Hubungan  kekerabatan bahasa daerah di Aceh dapat dilihat pada tabel satu. Hasil yang ditampilkan  ini merupakan hasil analisis Balai Bahasa Banda Aceh berdasarkan data penelitian nasional yang dilakukan Pusat Bahasa dan juga sudah dengan penambahan daerah pengamatan (DP) dari beberapa daerah. Pada tabel ini terlihat hubungan kekerabatan bahasa Gayo dengan enam bahasa daerah yang terdapat di Aceh sangat renggang. Hubungan ini dikatakan renggang karena persentase kekerabatan yang dapat dikelompokkan ke dalam suatu bahasa adalah 81 - 1–0%. Sementara hubungan  persentase kekerabatan bahasa Gayo dengan bahasa daerah berkisar antara 19 – 33%. Persentase tertinggi hanya 33% yaitu kekerabatan dengan bahasa Batak dan persentase kekerabatan yang terkecil 19% yaitu dengan bahasa Devayan.
Penelitian kekerabatan bahasa daerah ini menggunakan kosakata dasar Swadesh dan belum pernah meggunakan Daftar Holle (Holle List), yaitu daftar  yang diterbitkan pada tahun 1931 yang berjumlah 1.486 kata dan 60 kalimat singkat (Keraf, 1996: 120).
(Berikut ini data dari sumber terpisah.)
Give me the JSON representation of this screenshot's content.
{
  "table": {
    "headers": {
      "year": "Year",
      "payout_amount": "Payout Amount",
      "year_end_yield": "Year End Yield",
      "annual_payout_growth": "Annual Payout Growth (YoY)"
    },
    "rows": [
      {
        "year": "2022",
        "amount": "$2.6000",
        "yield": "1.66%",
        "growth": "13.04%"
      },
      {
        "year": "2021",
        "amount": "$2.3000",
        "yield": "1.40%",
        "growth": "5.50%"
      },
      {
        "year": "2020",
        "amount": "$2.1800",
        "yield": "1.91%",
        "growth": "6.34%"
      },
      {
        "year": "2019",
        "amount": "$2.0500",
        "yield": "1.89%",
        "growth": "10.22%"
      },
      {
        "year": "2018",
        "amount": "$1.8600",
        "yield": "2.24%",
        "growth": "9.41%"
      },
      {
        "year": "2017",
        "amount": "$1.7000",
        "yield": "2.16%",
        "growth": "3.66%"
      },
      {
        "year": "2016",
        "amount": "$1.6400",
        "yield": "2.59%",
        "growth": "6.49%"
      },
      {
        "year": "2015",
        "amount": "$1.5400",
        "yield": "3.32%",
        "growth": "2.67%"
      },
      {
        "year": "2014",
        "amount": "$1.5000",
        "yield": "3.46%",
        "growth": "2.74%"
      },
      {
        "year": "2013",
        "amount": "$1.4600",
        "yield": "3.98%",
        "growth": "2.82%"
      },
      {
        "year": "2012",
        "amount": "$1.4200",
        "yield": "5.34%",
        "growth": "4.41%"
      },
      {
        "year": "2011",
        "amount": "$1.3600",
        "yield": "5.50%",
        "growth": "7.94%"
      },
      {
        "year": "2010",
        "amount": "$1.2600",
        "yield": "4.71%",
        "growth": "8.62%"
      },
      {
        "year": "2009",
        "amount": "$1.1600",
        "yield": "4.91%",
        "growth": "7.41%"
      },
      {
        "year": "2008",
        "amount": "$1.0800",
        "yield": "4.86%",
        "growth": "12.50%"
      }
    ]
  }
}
Jika nanti diadakan penelitian dengan daftar ini, persentase kekerabatan ini mungkin saja berbeda. Akan tetapi, penelitian yang pernah dilakukan ini dapat digunakan sementara untuk mengetahui kekerabatan antarbahasa yang ada di Aceh.
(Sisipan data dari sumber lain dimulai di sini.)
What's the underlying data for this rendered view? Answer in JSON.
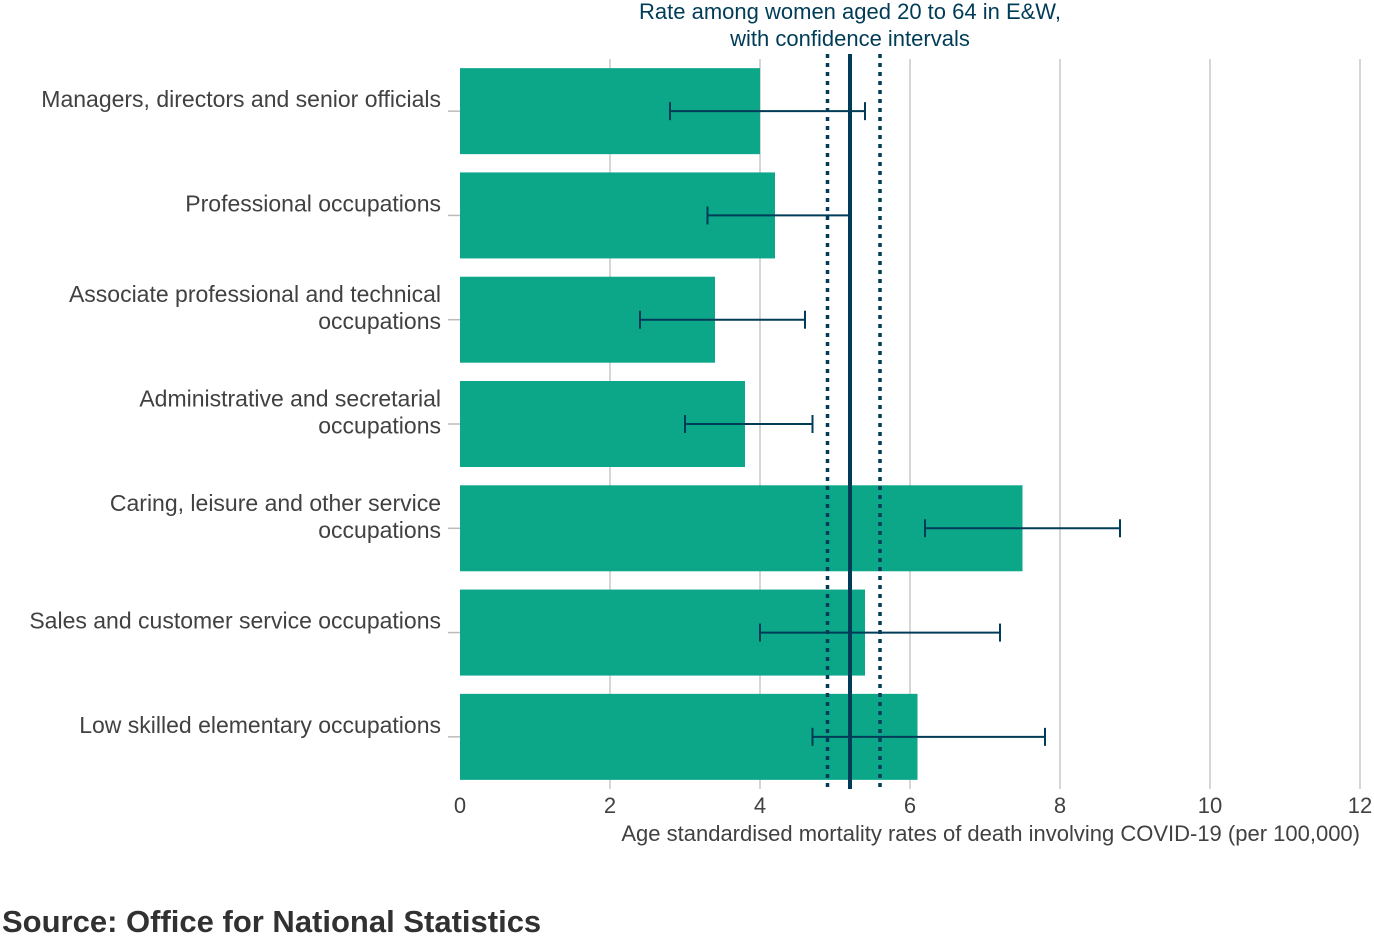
{
  "chart_data": {
    "type": "bar",
    "orientation": "horizontal",
    "categories": [
      [
        "Managers, directors and senior officials"
      ],
      [
        "Professional occupations"
      ],
      [
        "Associate professional and technical",
        "occupations"
      ],
      [
        "Administrative and secretarial",
        "occupations"
      ],
      [
        "Caring, leisure and other service",
        "occupations"
      ],
      [
        "Sales and customer service occupations"
      ],
      [
        "Low skilled elementary occupations"
      ]
    ],
    "values": [
      4.0,
      4.2,
      3.4,
      3.8,
      7.5,
      5.4,
      6.1
    ],
    "error_low": [
      2.8,
      3.3,
      2.4,
      3.0,
      6.2,
      4.0,
      4.7
    ],
    "error_high": [
      5.4,
      5.2,
      4.6,
      4.7,
      8.8,
      7.2,
      7.8
    ],
    "reference_line": {
      "label_lines": [
        "Rate among women aged 20 to 64 in E&W,",
        "with confidence intervals"
      ],
      "value": 5.2,
      "ci_low": 4.9,
      "ci_high": 5.6
    },
    "xlabel": "Age standardised mortality rates of death involving COVID-19 (per 100,000)",
    "xlim": [
      0,
      12
    ],
    "xticks": [
      0,
      2,
      4,
      6,
      8,
      10,
      12
    ],
    "grid": true,
    "colors": {
      "bar": "#0ca789",
      "errorbar": "#003c57",
      "reference": "#003c57",
      "grid": "#c8c8c8"
    }
  },
  "source": "Source: Office for National Statistics"
}
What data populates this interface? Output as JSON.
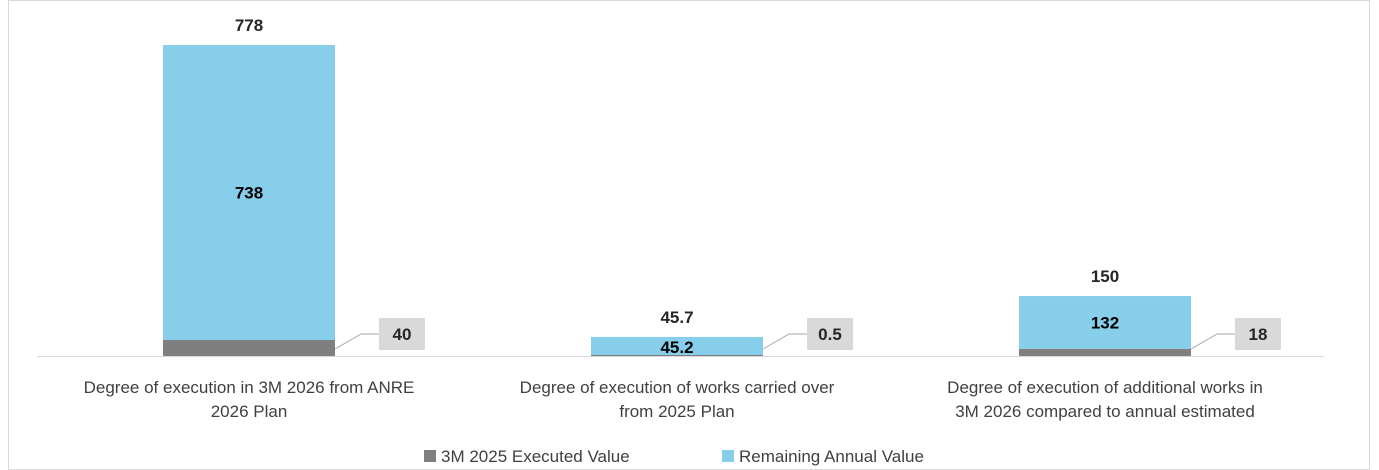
{
  "chart_data": {
    "type": "bar",
    "stacked": true,
    "categories": [
      [
        "Degree of execution in 3M 2026 from ANRE",
        "2026 Plan"
      ],
      [
        "Degree of execution of works carried over",
        "from 2025 Plan"
      ],
      [
        "Degree of execution of additional works in",
        "3M 2026 compared to annual estimated"
      ]
    ],
    "series": [
      {
        "name": "3M 2025 Executed Value",
        "values": [
          40,
          0.5,
          18
        ],
        "labels": [
          "40",
          "0.5",
          "18"
        ],
        "color": "#7f7f7f"
      },
      {
        "name": "Remaining Annual Value",
        "values": [
          738,
          45.2,
          132
        ],
        "labels": [
          "738",
          "45.2",
          "132"
        ],
        "color": "#87ceeb"
      }
    ],
    "totals": [
      778,
      45.7,
      150
    ],
    "total_labels": [
      "778",
      "45.7",
      "150"
    ],
    "ylim": [
      0,
      778
    ],
    "grid": false,
    "legend_position": "bottom",
    "callout_color": "#d9d9d9"
  }
}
Dari data yang telah dilihat pada tabel satu di atas, ada indikasi bahwa bahasa Gayo mempunyai hubungan yang renggang dengan bahasa-bahasa yang ada di Aceh. Jika dilihat pada tabel dua (tentang klasifikasi bahasa), bahasa Gayo hanya mempunyai hubungan rumpun (stok) dengan bahasa-bahasa di Aceh. Hubungan rumpun ini mempunyai waktu pisah antara 25 – 50 abad. Dari data tabel satu dan konsep klasifikasi bahasa, dapat diduga  bahwa bahasa Gayo mempunyai hubungan yang renggang dengan bahasa di Aceh dan mengindikasikan pula bahwa etnik Gayo “tidak seasal” dengan etnik yang ada di Aceh.
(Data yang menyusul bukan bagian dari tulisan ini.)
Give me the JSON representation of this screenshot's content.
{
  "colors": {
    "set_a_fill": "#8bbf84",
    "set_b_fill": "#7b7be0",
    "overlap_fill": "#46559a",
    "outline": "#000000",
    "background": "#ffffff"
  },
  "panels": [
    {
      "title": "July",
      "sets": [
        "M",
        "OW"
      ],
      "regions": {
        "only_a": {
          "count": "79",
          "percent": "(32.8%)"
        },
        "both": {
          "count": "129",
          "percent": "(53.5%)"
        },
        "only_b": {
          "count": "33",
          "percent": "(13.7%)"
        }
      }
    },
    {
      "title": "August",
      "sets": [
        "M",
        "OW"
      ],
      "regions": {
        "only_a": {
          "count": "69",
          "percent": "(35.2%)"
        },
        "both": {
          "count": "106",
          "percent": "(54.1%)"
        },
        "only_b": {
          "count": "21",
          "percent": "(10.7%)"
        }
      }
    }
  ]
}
Kesimpulan ini hanya berdasarkan tinjauan penelitian kekerabatan bahasa. Akan tetapi, untuk menentukan asal usul suatu etnik tidak cukup hanya dari  tinjauan kekerabatan bahasa saja karena aspek lain juga harus ada. Dalam bahasa sendiri sering terjadi perubahan sehingga membentuk bahasa baru yang “mungkin” jauh berbeda dengan bahasa asal, seperti yang diungkapkan ahli sosiolinguistik di bawah ini.

Apabila suatu bahasa mengalami perubahan penting baik dalam kosakata maupun dalam bunyi dan struktur, seluruh bahasa tersebut dapat berubah menjadi bahasa lain. Selain itu, perkembangan bahasa dapat pula terjadi bila suatu dialek minor tumbuh menjadi lebih dominan dan putus hubungan dengan dari dialek lainnya sehingga mungkin saja dialek itu tidak lagi dipahami oleh dialek lain Ohoiwutun (2007: 19).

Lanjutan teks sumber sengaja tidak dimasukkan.